Konda Araştırma Şirketi tarafından ilki 2006 yılında yapılan "Biz Kimiz/Toplumsal Yapı Araştırması" çalışmasının 2010'da yeni verilerle güncellenen hali "Kürt Meselesinde Algı ve Beklentiler" adlı araştırması İletişim Yayınları tarafından yayınlandı. 'Kürt Meselesi'nde algı ve beklentiler' isimli kitap, KONDA araştırma şirketinin biri Eylül 2006, diğeri Temmuz 2010'da yaptığı iki ayrı araştırmadan yola çıkılarak hazırlandı.
Eylül 2006 tarihinde Türkiye genelinde toplam 47 bin 958 kişiyle, Temmuz 2010'da 10 bin 393 kişiyle yapılan araştırma, 59 il, 374 ilçe, 902 mahalle ve köyde gerçekleştirildi. Araştırmada, "Son yıllarda Kürt açılımı gibi konularda eksikliklerini bir yana bırakırsak, cesur adımlar atan ve liberal bir söylem kullanan AK Parti; değişimi engellemeye çalışıyor görünümü veren ise CHP oldu. Bir anlamda bu konularda AK Parti yönetiminin toplumun ve tabanının önünden gitmeye çabaladığını, CHP'nin ise geriden gittiğini söylemek yanlış olmaz. Ancak son dönemde CHP liderliğinin de değişimin önünde olmak arzusunu gösteren bir söylem kullanmaya başlaması, bu konuda olumlu bir gelişme. Tabii belirleyici olan söylemden çok, uzun vadeli pratikler ve parti örgütünün çalışması olacaktır. Etnik farklılıklar konusunda söylem ve politikaları tabanın tercihleriyle en uyumlu olan partinin MHP olduğu söylenebilir" ifadeleri dikkat çekti.
TÜRK KÜRT AKRABALIĞI
Araştırma sonuçlarına göre Türkler'in yüzde 57,6'sı gelin veya eş olarak, yüzde 53,5'i iş ortağı olarak, yüzde 47,4'ü komşu olarak bir Kürt'ü istemiyor. Buna karşılık Kürtler'in de yüzde 26,4'ü gelin veya eş olarak, yüzde 24,8'i iş ortağı olarak, yüzde 22,1'i komşu olarak bir Türk'ü istemiyor.

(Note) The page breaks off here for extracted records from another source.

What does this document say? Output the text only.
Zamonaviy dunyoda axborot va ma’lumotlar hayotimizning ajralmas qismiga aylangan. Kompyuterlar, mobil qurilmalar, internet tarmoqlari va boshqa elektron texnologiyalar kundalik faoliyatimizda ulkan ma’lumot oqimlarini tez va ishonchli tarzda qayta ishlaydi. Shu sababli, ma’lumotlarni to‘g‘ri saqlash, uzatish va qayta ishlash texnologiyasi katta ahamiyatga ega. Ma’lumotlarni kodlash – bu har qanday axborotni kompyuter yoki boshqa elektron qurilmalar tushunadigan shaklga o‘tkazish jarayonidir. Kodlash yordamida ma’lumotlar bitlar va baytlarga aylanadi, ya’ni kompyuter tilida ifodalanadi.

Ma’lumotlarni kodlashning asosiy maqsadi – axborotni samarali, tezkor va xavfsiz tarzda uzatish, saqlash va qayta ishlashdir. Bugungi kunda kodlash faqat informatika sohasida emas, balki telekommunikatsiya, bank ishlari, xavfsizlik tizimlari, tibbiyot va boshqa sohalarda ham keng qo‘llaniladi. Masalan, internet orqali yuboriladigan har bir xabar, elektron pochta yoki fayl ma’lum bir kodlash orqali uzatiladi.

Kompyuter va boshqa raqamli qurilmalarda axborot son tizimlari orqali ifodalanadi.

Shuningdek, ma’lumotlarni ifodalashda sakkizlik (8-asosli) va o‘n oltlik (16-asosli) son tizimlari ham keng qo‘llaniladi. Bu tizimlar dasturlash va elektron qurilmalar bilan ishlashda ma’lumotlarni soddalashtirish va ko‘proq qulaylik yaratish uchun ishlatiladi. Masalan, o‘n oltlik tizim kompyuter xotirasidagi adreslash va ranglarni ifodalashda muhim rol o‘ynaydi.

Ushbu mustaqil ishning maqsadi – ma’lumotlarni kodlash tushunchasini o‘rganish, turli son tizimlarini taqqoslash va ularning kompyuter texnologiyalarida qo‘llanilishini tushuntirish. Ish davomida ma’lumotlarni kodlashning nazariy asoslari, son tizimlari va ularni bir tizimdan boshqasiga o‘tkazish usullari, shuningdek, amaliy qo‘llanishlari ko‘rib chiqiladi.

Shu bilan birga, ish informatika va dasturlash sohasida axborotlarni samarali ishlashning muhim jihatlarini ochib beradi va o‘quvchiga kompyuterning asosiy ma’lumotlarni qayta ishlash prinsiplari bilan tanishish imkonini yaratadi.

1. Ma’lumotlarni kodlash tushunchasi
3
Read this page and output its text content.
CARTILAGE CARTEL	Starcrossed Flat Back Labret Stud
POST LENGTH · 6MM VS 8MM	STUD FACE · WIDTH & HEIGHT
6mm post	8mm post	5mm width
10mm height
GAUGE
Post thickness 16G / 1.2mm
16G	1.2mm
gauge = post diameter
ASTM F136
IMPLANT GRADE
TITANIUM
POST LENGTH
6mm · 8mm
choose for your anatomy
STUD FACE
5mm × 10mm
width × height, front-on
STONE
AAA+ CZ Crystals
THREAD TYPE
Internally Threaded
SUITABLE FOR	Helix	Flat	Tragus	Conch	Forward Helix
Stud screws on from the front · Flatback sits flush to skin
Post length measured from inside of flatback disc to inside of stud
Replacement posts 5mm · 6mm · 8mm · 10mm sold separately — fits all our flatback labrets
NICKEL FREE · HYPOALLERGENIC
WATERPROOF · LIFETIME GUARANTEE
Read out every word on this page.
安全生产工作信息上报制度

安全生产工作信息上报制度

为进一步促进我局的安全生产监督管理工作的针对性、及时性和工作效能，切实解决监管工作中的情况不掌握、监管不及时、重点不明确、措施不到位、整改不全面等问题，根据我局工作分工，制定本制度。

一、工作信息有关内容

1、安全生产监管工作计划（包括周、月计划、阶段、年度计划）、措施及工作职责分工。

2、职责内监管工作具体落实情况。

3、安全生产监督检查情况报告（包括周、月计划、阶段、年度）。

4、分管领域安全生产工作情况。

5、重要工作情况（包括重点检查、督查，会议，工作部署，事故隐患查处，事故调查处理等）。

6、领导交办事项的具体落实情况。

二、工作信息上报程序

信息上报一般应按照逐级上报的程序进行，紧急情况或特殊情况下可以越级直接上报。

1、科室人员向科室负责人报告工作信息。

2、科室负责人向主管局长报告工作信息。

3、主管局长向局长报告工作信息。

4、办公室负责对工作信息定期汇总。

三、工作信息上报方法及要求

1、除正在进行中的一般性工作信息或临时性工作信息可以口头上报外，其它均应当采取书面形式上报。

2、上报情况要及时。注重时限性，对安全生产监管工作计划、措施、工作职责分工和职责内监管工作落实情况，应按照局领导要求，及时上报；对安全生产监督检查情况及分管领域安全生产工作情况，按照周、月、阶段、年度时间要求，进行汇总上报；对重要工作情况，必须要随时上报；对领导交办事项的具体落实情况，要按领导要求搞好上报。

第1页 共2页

Araştırma sonuçlarına göre, bölge Kürtleri Öcalan'ı yüksek bir oranda muhatap olarak görseler de çözümü siyasi kurumlar içinde aramakta. BDP'yi çözümü sağlayacak kurum olarak görenlerin oranı yüzde 40.9 iken yüzde 30'luk oranda AK Parti ve yüzde 10.4'lük bir oranda da Meclis/partiler/işbirlikleri yanıtları verildi.
KÜRT VE ZAZA ORANI
2006'daki araştırmada Kürt ve Zaza olduğunu söyleyenlerin nüfus içindeki oranı yüzde 15.7'yle 11 milyon 445 bin iken, bu sayı 2010'da yüzde 18.3'e çıkarak 13 milyon 261 bine ulaştı. Sadece Kürt kimliğini söyleyenlerin oranı 2006'da yüzde 13.4'ken, dört yılda bu oran sadece yüzde 1.3 arttı. Zaza kimliğinde artış ise, 1.4. Aynı şekilde, kendi kimliğini Türk olarak tanımlayanların oranı 2006'da yüzde 76.7 iken, bu oran 2010'da yüzde 78.1 çıktı. Türk, Kürt ve Zaza kimliklerindeki artışın, 'diğer kimlikler'le tanımlamadaki azalışında etkili olduğu görüldü. Kürtlerin dağılımı, Güneydoğu'da yüzde 27, Doğuanadolu'da yüzde 39, İstanbul'da yüzde 18'ken, tüm Karadeniz'de sadece yüzde 0.3 oranında kalması dikkat çekti.
Tüm Türkiye nüfusu içinde Türkler yüzde 73,6 ile 53 milyon 377 bin, Kürtler ve Zazalar yüzde 18,3 ile 13 milyon 261 bin, diğer etnik grupların toplamı ise yüzde 8,2 ile 5 milyon 915 bin. Türk-Kürt arasında akrabalık ilişkisi olanlar da 3 milyon 500 bin dolayında.